Иногда я сам себе представляюсь командиром или рядовым глупой, сумасшедшей армии.
Больная собака вихляется по нашему району, ищет спасения у людей, бежит то за одним, то за другим, будто пробуя всех на доброту. Должно быть, этот щен переболел чумкой, его заносит, он лишен координации, падает, ноги подкашиваются, но щен как бы не замечает за собой, что вихляется и болен. Тянется к людям. На морде покорность брошенной, но не обиженной этим собаки. Но не об этом. Добрые люди обречены на гибель. Через страдания за всех и все. Это, пожалуй, один из самых больших секретов добрых, обреченных людей. Шукшин, например. Это к моим размышлениям о том, что есть люди, которым стыдно жить, что такие люди затрачивают гигантские усилия, чтобы преодолеть свой вселенский стыд. На этой основе возникают целые учения, даже религии. Социализм, например. Я вот кручусь вокруг Сенеки и Нерона, а подступиться боюсь. Как оберегала Сенеку жена, должно быть! Даже смерть для них была спасительной. Счастливым избавлением. И какой разговор мог быть между ними! Ведь не зря Феллини ввел в «Сатирикон» супружескую пару, кончающую самоубийством.
Болит сердце. И ничего-то поделать с собой не могу. Когда приходит беда, становится ясно, что нет душевного выхода. Наш лживый советский оптимизм не больше, чем духовная демагогия. С высоты истинного горя, постигшего твою душу, все видится нечистоплотным бодрячеством, цель которого не в исцелении чужой души, а в утолении собственного ненасытного любопытства. Но презирать людей за это не стоит. Они хотят соучаствовать в твоем горе, т.к. нет иной духовной пищи. А своего горя – когда еще дождешься. Какая-то пустыня. Верно говорил Вася. Как он был прав. Духовное Поволжье.
Шукшин не мог до конца поверить в сложившуюся систему, где таланты не открываются, а назначаются.
Что до пенсии можно проходить в молодых.
Что в классики надо загодя записываться в очередь.
Пройдет время. Шукшина начнут забывать. Может, осядет в памяти людей документальная пыль от его произведений, от его существования, от его души. Может, именно игра его скупого по нашим временам воображения ляжет в копилку людей. Шукшин войдет (уже вошел) в кровь нации. Значит, навсегда. В кровь больной, оговорюсь, нации. Умиравшей было. Забудут имя или не забудут, разве в этом дело?! Он всплывет неназванным, как византийский сюжет в «Калине красной». От матери. Не высказано, а всплывет. Этим, глубинным, и жива нация.

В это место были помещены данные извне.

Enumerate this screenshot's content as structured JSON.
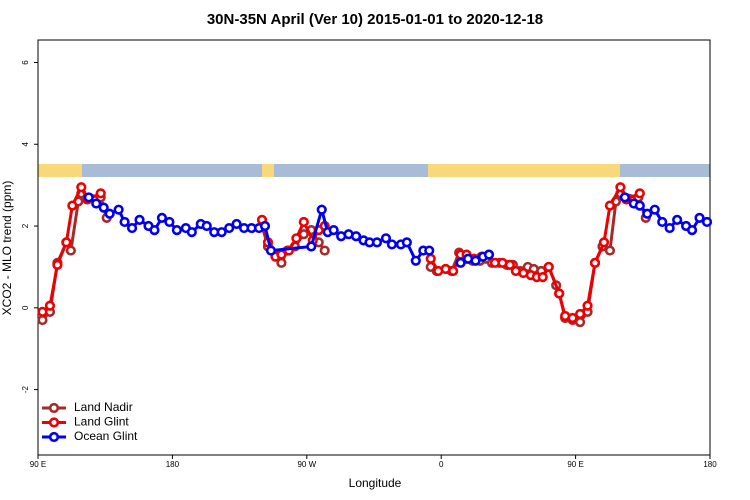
{
  "chart_data": {
    "type": "line",
    "title": "30N-35N April (Ver 10)   2015-01-01 to 2020-12-18",
    "x_label": "Longitude",
    "y_label": "XCO2 - MLO trend (ppm)",
    "xlim": [
      90,
      540
    ],
    "xticks": [
      {
        "value": 90,
        "label": "90 E"
      },
      180,
      {
        "value": 270,
        "label": "90 W"
      },
      {
        "value": 360,
        "label": "0"
      },
      {
        "value": 450,
        "label": "90 E"
      },
      {
        "value": 540,
        "label": "180"
      }
    ],
    "ylim": [
      -3.6,
      6.55
    ],
    "yticks": [
      -2,
      0,
      2,
      4,
      6
    ],
    "legend": "bottomleft",
    "series": [
      {
        "name": "Land Nadir",
        "color": "#a52a2a",
        "x": [
          93,
          98,
          103,
          109,
          112,
          117,
          119,
          132,
          136,
          190,
          240,
          244,
          249,
          253,
          257,
          262,
          268,
          273,
          278,
          282,
          320,
          353,
          357,
          363,
          367,
          372,
          377,
          381,
          386,
          390,
          394,
          399,
          404,
          408,
          413,
          418,
          422,
          427,
          432,
          437,
          439,
          443,
          448,
          453,
          458,
          463,
          468,
          473,
          477,
          480,
          492,
          497
        ],
        "values": [
          -0.3,
          -0.1,
          1.1,
          1.6,
          1.4,
          2.6,
          2.8,
          2.7,
          2.2,
          null,
          2.0,
          1.5,
          1.3,
          1.1,
          1.4,
          1.5,
          1.8,
          1.9,
          1.6,
          1.4,
          null,
          1.0,
          0.9,
          0.95,
          0.9,
          1.35,
          1.2,
          1.15,
          1.15,
          1.2,
          1.1,
          1.1,
          1.05,
          1.05,
          0.9,
          1.0,
          0.95,
          0.9,
          1.0,
          0.55,
          0.35,
          -0.25,
          -0.3,
          -0.35,
          -0.1,
          1.1,
          1.5,
          1.4,
          2.6,
          2.8,
          2.7,
          2.2
        ]
      },
      {
        "name": "Land Glint",
        "color": "#ee0000",
        "x": [
          93,
          98,
          103,
          109,
          113,
          119,
          123,
          132,
          190,
          240,
          244,
          249,
          253,
          258,
          263,
          268,
          274,
          278,
          282,
          320,
          353,
          358,
          363,
          368,
          373,
          377,
          382,
          387,
          392,
          396,
          401,
          406,
          410,
          415,
          420,
          424,
          428,
          432,
          439,
          443,
          448,
          453,
          458,
          463,
          469,
          473,
          480,
          484,
          493
        ],
        "values": [
          -0.1,
          0.05,
          1.05,
          1.6,
          2.5,
          2.95,
          2.65,
          2.8,
          null,
          2.15,
          1.6,
          1.25,
          1.3,
          1.4,
          1.7,
          2.1,
          1.65,
          1.9,
          2.0,
          null,
          1.2,
          0.9,
          0.95,
          0.9,
          1.3,
          1.3,
          1.2,
          1.25,
          1.3,
          1.1,
          1.1,
          1.05,
          0.9,
          0.85,
          0.8,
          0.75,
          0.75,
          1.0,
          0.35,
          -0.2,
          -0.25,
          -0.15,
          0.05,
          1.1,
          1.6,
          2.5,
          2.95,
          2.65,
          2.8
        ]
      },
      {
        "name": "Ocean Glint",
        "color": "#0000ee",
        "x": [
          124,
          129,
          134,
          138,
          144,
          148,
          153,
          158,
          164,
          168,
          173,
          178,
          183,
          189,
          193,
          199,
          203,
          208,
          213,
          218,
          223,
          228,
          233,
          238,
          242,
          246,
          273,
          280,
          284,
          288,
          293,
          298,
          303,
          308,
          312,
          317,
          323,
          327,
          333,
          337,
          343,
          348,
          352,
          362,
          373,
          378,
          383,
          388,
          392,
          450,
          483,
          489,
          493,
          498,
          503,
          508,
          513,
          518,
          524,
          528,
          533,
          538
        ],
        "values": [
          2.7,
          2.55,
          2.45,
          2.3,
          2.4,
          2.1,
          1.95,
          2.15,
          2.0,
          1.9,
          2.2,
          2.1,
          1.9,
          1.95,
          1.85,
          2.05,
          2.0,
          1.85,
          1.85,
          1.95,
          2.05,
          1.95,
          1.95,
          1.95,
          2.0,
          1.4,
          1.5,
          2.4,
          1.85,
          1.9,
          1.75,
          1.8,
          1.75,
          1.65,
          1.6,
          1.6,
          1.7,
          1.55,
          1.55,
          1.6,
          1.15,
          1.4,
          1.4,
          null,
          1.1,
          1.2,
          1.15,
          1.25,
          1.3,
          null,
          2.7,
          2.55,
          2.5,
          2.3,
          2.4,
          2.1,
          1.95,
          2.15,
          2.0,
          1.9,
          2.2,
          2.1
        ]
      }
    ]
  }
}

Лет 6 назад, точно я уже не помню, меня пригласили на Горьковскую киностудию в группу «Степан Разин». К этому времени я начал сниматься в кино, приглашения для беседы с режиссером стали обычным делом. Правда, предлагали в основном роли небольшие и однообразные: пьяниц и уголовников. Одним словом, намечался путь комедийного узкотипажного актера. Сценарий «Степан Разин» я прочел, если не ошибаюсь, еще в Кемерове или даже раньше, в Перми, в то время, когда еще и не подозревал, что буду работать в Москве. Но тогда я отметил про себя, что с удовольствием, с азартом даже, сыграл бы Матвея Иванова. Разумеется, если бы по этому сценарию можно было сделать инсценировку. Направляясь на встречу с режиссером, я не строил никаких планов, а думал соглашаться на любую роль, а, впрочем, даже не так, просто шел – и все.